In an autoregressive model, the forecast of a variable is based on its linear combination of past values of the same variable.

  1. Autoregressive (AR):  ARIMA looks at the relationship between the current value of a time series and its past value. It considers how the past values of a variable contribute to predicting its future values.
    • If yesterday’s stock prices influenced today’s, ARIMA captures this influence.
  2. Integrated (I): It aims to make the time series data stationary, meaning its statistical properties like mean and variance remain constant over time. It checks if the data has a trend or changing statistical properties.
    • If the data is not stationary, ARIMA applies differencing to make it more predictable.
  3. Moving Average (MA): It involves considering the past forecast errors to predict future values. Instead of looking at past values of the variable, ARIMA looks at past errors in predicting the variable.
    • It considers how the errors from previous predictions influence the current prediction.

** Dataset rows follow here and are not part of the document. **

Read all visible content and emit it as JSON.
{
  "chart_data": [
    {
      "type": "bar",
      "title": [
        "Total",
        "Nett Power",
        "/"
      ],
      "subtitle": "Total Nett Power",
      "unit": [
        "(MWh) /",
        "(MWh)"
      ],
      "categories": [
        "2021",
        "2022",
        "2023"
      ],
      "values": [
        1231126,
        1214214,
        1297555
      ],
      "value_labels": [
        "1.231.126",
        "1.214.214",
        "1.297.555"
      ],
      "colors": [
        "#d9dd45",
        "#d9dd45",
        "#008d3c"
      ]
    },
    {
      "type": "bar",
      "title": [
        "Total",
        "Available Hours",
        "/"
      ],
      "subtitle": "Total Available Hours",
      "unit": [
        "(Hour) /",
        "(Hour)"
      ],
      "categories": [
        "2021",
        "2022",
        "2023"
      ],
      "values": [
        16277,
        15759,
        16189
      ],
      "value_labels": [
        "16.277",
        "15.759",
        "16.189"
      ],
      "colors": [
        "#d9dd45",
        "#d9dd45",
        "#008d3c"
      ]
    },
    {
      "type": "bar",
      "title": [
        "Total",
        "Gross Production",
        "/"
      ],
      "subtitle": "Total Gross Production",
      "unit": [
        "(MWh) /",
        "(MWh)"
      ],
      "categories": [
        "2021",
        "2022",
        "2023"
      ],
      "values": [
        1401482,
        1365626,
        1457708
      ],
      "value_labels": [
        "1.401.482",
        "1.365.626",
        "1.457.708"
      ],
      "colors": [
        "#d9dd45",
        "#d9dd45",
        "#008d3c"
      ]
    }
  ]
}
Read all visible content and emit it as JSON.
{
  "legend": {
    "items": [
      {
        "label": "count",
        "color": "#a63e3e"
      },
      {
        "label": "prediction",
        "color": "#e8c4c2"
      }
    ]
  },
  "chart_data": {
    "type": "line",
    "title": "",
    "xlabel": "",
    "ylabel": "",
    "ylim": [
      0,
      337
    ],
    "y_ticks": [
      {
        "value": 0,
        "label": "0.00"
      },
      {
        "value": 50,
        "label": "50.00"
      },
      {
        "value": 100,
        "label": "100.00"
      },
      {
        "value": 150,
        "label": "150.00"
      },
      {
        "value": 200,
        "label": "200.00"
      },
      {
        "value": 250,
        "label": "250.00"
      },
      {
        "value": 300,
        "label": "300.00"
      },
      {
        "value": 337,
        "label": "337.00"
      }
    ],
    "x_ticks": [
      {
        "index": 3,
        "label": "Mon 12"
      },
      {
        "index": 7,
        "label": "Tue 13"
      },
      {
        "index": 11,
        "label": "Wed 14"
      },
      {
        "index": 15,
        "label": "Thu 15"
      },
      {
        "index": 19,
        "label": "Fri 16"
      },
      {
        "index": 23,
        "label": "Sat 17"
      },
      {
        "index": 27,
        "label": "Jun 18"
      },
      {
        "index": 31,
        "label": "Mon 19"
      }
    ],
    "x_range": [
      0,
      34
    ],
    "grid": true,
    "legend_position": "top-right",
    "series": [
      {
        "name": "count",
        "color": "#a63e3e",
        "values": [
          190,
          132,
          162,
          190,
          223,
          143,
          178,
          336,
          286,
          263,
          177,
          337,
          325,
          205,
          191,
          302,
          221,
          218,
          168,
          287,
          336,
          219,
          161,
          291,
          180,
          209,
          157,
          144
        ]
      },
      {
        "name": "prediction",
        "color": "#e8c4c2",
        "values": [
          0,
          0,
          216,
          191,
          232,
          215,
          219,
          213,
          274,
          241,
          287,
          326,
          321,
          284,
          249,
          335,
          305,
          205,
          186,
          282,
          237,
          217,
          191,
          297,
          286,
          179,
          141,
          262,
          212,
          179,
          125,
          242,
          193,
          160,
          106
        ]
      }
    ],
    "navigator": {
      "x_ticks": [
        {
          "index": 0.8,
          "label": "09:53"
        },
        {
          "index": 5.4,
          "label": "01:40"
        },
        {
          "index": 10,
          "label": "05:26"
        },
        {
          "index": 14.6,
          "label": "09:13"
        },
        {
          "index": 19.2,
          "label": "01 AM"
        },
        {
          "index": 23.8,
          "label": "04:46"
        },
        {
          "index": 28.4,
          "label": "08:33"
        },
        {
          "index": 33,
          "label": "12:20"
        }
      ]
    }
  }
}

Understanding ARIMA in Simple Steps:

  1. Start with the Data:
    • Data should be more like having a series of numbers, like daily stock prices or monthly website visits—something that changes over time.
  2. Understand Trends:
    • ARIMA looks at the overall trend in the data. It analysis if the trend is generally going up or down. This helps to understand the baseline behavior.
  3. Deal with Trends:
    • If there’s a trend, ARIMA helps to remove it by differencing.
  4. Autoregressive Part:
    • It checks how today’s data relates to the data from the past. If there’s a clear connection, it uses this to make predictions.
  5. Moving Average Part:
    • ARIMA considers how accurate past predictions were and adjusts for any mistakes made. It’s a way of learning from past experiences.
  6. Combine Everything for Predictions:
    • The algorithm combines the insights from trends, historical data, and past predictions to make an informed guess about what might happen next

PCA algorithm

Principal Component Analysis is a dimensionality reduction technique commonly used in machine learning and data analysis. Its primary goal is to transform high-dimensional data into a lower-dimensional representation, capturing the most important information. This reduction in dimensionality can lead to improved computational efficiency, visualization, and often better model performance.

steps to perform PCA:

  1. Standardize the Data: If the features in the dataset have different scales, it is important to standardize them by subtracting the mean and dividing by the standard deviation to give each feature equal importance.
  2. Compute the Covariance Matrix: Calculate the covariance matrix of the standardized data. The covariance matrix provides information about how variables change together.
  3. Compute Eigenvectors and Eigenvalues: Calculate the eigenvectors and eigenvalues of the covariance matrix. The eigenvectors represent the principal components, and the eigenvalues indicate the amount of variance captured by each principal component.
  4. Sort Eigenvectors by Eigenvalues: Sort the eigenvectors in descending order based on their corresponding eigenvalues. The higher the eigenvalue, the more variance is captured by the corresponding eigenvector.
  5. Select Principal Components: Choose the top k eigenvectors to form the new feature space. Typically, it would select the number of principal components that capture a sufficiently high percentage of the total variance.

Example:

Suppose the data on people’s heights and weights. We can find that most of the variation, along a diagonal line, representing a combination of height and weight. PCA helps us focus on this main trend and ignore less important details.